Qual o papel da cirurgia no tratamento do cancro do pâncreas?


 

Os doentes podem ser submetidos apenas a cirurgia ou a uma combinação de cirurgia com radioterapia, ou quimioterapia.


O cirurgião pode remover a totalidade ou parte do pâncreas. A extensão da cirurgia depende da localização e do tamanho do tumor, do estadio de evolução da doença e do estado geral do doente.

 

 

Operação de Whipple: se o tumor estiver localizado na cabeça  do pâncreas (a parte mais larga), o cirurgião remove a cabeça do pâncreas, uma parte do intestino delgado, o ducto biliar e o estômago. Podem também ser removidos outros tecidos adjacentes.

 

Pancreatectomia distal: se o tumor estiver localizado no corpo e na cauda do pâncreas, o cirurgião remove estas duas zonas. Também o baço pode ser removido.

 

Pancreatectomia total: neste caso, o cirurgião remove a totalidade do pâncreas, uma parte do intestino delgado, uma parte de estômago, o ducto biliar comum, a vesícula biliar, o baço e os gânglios linfáticos adjacentes.

 

Por vezes, o cancro não pode ser totalmente removido. Mas se o tumor estiver a bloquear o ducto biliar comum ou o duodeno, o cirurgião pode criar um bypass. O bypass ajuda os fluidos a passar através do aparelho digestivo e pode reduzir a icterícia e a dor resultantes de um bloqueio.


Nalguns casos, o bloqueio pode ser aliviado sem recorrer a cirurgia de bypass. O médico utiliza um endoscópio para colocar um stent na zona bloqueada. Um stent é um tubo com uma rede metálica, ou de plástico, que ajuda a manter o ducto ou o duodeno abertos.


Após a cirurgia, alguns doentes são alimentados com líquidos, por via intravenosa (IV) e através de sondas colocadas no abdómen. Os doentes regressam, lenta e gradualmente, à ingestão de alimentos sólidos pela boca. As sondas são retiradas algumas semanas após a cirurgia.

 

 

Perguntas que pode fazer ao seu médico sobre... a cirurgia

1

A que tipo de cirurgia irei ser submetido?
2 Como me irei sentir, depois da operação?
3 Se tiver dores, como irei ser tratado?
4 Quantas operações destas se fazem no Hospital onde vou ser operado?
5

De que outros tratamentos irei necessitar?
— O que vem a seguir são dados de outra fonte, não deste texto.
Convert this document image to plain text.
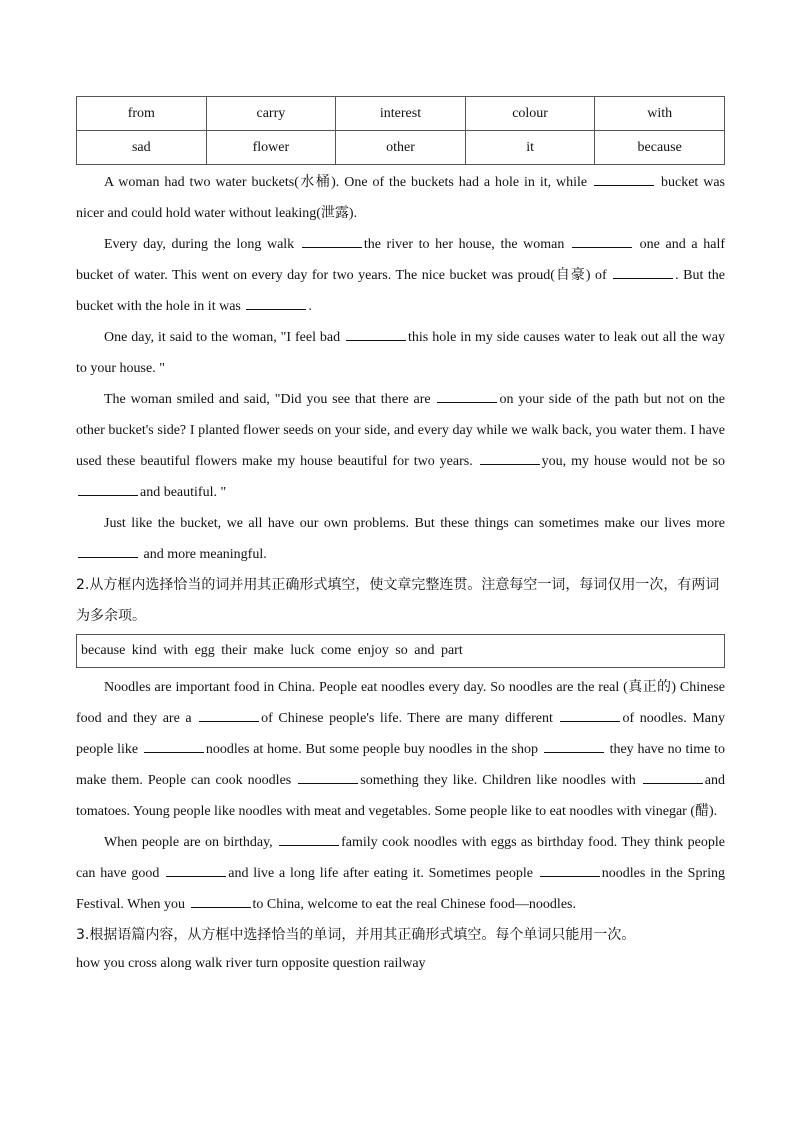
from	carry	interest	colour	with
sad	flower	other	it	because

A woman had two water buckets(水桶). One of the buckets had a hole in it, while	bucket was nicer and could hold water without leaking(泄露).

Every day, during the long walk	the river to her house, the woman	one and a half bucket of water. This went on every day for two years. The nice bucket was proud(自豪) of	. But the bucket with the hole in it was	.

One day, it said to the woman, "I feel bad	this hole in my side causes water to leak out all the way to your house. "

The woman smiled and said, "Did you see that there are	on your side of the path but not on the other bucket's side? I planted flower seeds on your side, and every day while we walk back, you water them. I have used these beautiful flowers make my house beautiful for two years.	you, my house would not be so and beautiful. "

Just like the bucket, we all have our own problems. But these things can sometimes make our lives more  and more meaningful.

2.从方框内选择恰当的词并用其正确形式填空，使文章完整连贯。注意每空一词，每词仅用一次，有两词为多余项。

because kind with egg their make luck come enjoy so and part

Noodles are important food in China. People eat noodles every day. So noodles are the real (真正的) Chinese food and they are a	of Chinese people's life. There are many different	of noodles. Many people like	noodles at home. But some people buy noodles in the shop	they have no time to make them. People can cook noodles	something they like. Children like noodles with	and tomatoes. Young people like noodles with meat and vegetables. Some people like to eat noodles with vinegar (醋).

When people are on birthday,	family cook noodles with eggs as birthday food. They think people can have good	and live a long life after eating it. Sometimes people	noodles in the Spring Festival. When you	to China, welcome to eat the real Chinese food—noodles.

3.根据语篇内容，从方框中选择恰当的单词，并用其正确形式填空。每个单词只能用一次。

how you cross along walk river turn opposite question railway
6 Quanto tempo ficarei hospitalizado?
7 Irei necessitar de uma sonda após a cirurgia? Irei necessitar de alimentação especial?
8 Existem alguns efeitos a longo prazo?
9 Quando poderei retomar as minhas actividades normais?
10 Com que frequência irei necessitar de realizar exames médicos completos?

 

 

Quais os possíveis efeitos secundários da cirurgia?

 

A cirurgia do cancro do pâncreas é uma cirurgia major. Os doentes necessitam de ficar hospitalizados durante alguns dias após a cirurgia. Os doentes podem sentir-se fracos e cansados, sendo que a maioria necessita de ficar em repouso, em casa, durante um mês. O tempo até à recuperação é variável.


Os efeitos secundários da cirurgia dependem da extensão da cirurgia, do estado geral do doente e de outros factores. A maioria dos doentes tem dores nos primeiros dias após a cirurgia. A dor pode ser controlada com medicação; os doentes devem falar sobre o alívio da dor com o médico ou enfermeiro.


A excisão de parte ou da totalidade do pâncreas pode dificultar a digestão dos alimentos. A equipa médica pode sugerir um plano alimentar ou receitar medicamentos destinados a aliviar a diarreia, a dor, as cãibras ou as sensações de enfartamento.


Durante a fase de recuperação pós-operatória, o médico irá monitorizar minuciosamente a alimentação e o peso do doente. Inicialmente, o doente apenas pode ingerir líquidos; poderá receber outros alimentos por via intravenosa ou através de uma sonda colocada no intestino. Os alimentos sólidos serão gradualmente adicionados ao regime alimentar.


Após a cirurgia, os níveis de hormonas ou enzimas pancreáticas podem estar muito baixos. Os doentes com níveis insuficientes de insulina podem desenvolver diabetes. O médico pode administrar ao doente insulina, outras hormonas e enzimas.